Shell calls the shots in Aiteo
Sources also told Huhuonline.com that the creditors took Peters to the cleaners, demanding to know what plans Peters had in place to fight against crude oil theft on the Nembe Creek Trunk Line oil transportation line between OML 29 and the Bonny terminal operated by Shell. The pipeline is thought to be losing up to 30% of production per day to theft. The meeting ended on a high note for Peters after all the banks accepted to engage in talks over a new financial arrangement, even though they were provided little clarifications on the issues they raised.
However, Shell which is owed over $500 million decided to hold Peters feet to the fire, insisting on some radical changes at Aiteo’s top management as a condition sine qua non for the oil major not to pursue its threat to legal action against Aiteo.
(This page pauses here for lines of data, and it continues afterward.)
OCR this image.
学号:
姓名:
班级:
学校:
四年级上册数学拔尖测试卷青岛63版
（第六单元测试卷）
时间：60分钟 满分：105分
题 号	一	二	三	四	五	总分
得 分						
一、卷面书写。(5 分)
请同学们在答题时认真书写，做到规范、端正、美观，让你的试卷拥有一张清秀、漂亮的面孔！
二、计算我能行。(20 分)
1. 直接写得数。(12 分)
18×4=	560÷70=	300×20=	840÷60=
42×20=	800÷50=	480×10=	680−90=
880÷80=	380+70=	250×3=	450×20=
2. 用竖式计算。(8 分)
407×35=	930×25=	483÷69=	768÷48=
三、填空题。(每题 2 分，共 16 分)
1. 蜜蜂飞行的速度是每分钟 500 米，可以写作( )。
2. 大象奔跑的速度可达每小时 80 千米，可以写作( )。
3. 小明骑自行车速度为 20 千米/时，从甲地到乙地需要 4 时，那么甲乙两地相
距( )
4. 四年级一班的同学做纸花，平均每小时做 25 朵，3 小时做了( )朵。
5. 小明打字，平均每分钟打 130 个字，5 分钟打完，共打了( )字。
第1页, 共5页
Aiteo sources told Huhuonline.com that Shell actually imposed a new management team on Aiteo and Peters had no option than to yield to Shell pressure. There was therefore a sense of consternation, when Peters summoned all Aiteo’s top management to Accra one day after meeting with the company’s creditors.
It later emerged that Peters had decided to play to Shell’s tune as the billionaire CEO announced that Aiteo will be making a series of key leadership changes following poor performance. To which end, the company’s managing director Chike Onyejekwe, a former Shell manager, was sent into retirement and replaced by the group’s current vice president Victor Okoronkwo, who was posted by Shell to NLNG. Another senior manager shown the door was the head of operations Emmanuel Ukegbu, previously of Addax Petroleum. Ukegbu was replaced by another former Shell executive, Emmanuel Ogagarue. Aiteo’s new head of production James Iwoh also has a background with the Royal-Dutch oil major.
The role of interim CFO fell to Taiye Eyewuoma, who clocked in experience with Seplat/Schlumberger. The previous man to hold this role, Bruce Burrows, was fired in October after a year of service. Since then Razak Shittu, a United Bank for Africa (UBA) banker with close ties to Peters has been managing Aiteo’s finances on an interim basis as the company does not have a permanent chief financial officer.
The matter of Aiteo’s renewal on OML 29 must be of concern to all Nigerians, including President Buhari if indeed, the President wants to be taken seriously when he talks about waging a relentless war against corruption. The failure to revoke Aiteo’s license over OML 29 is a clear case of double standards by the Buhari administration and one more evidence; if at all any was needed that the fight against corruption is a mere smokescreen to target and harassed the regime’s perceived political opponents.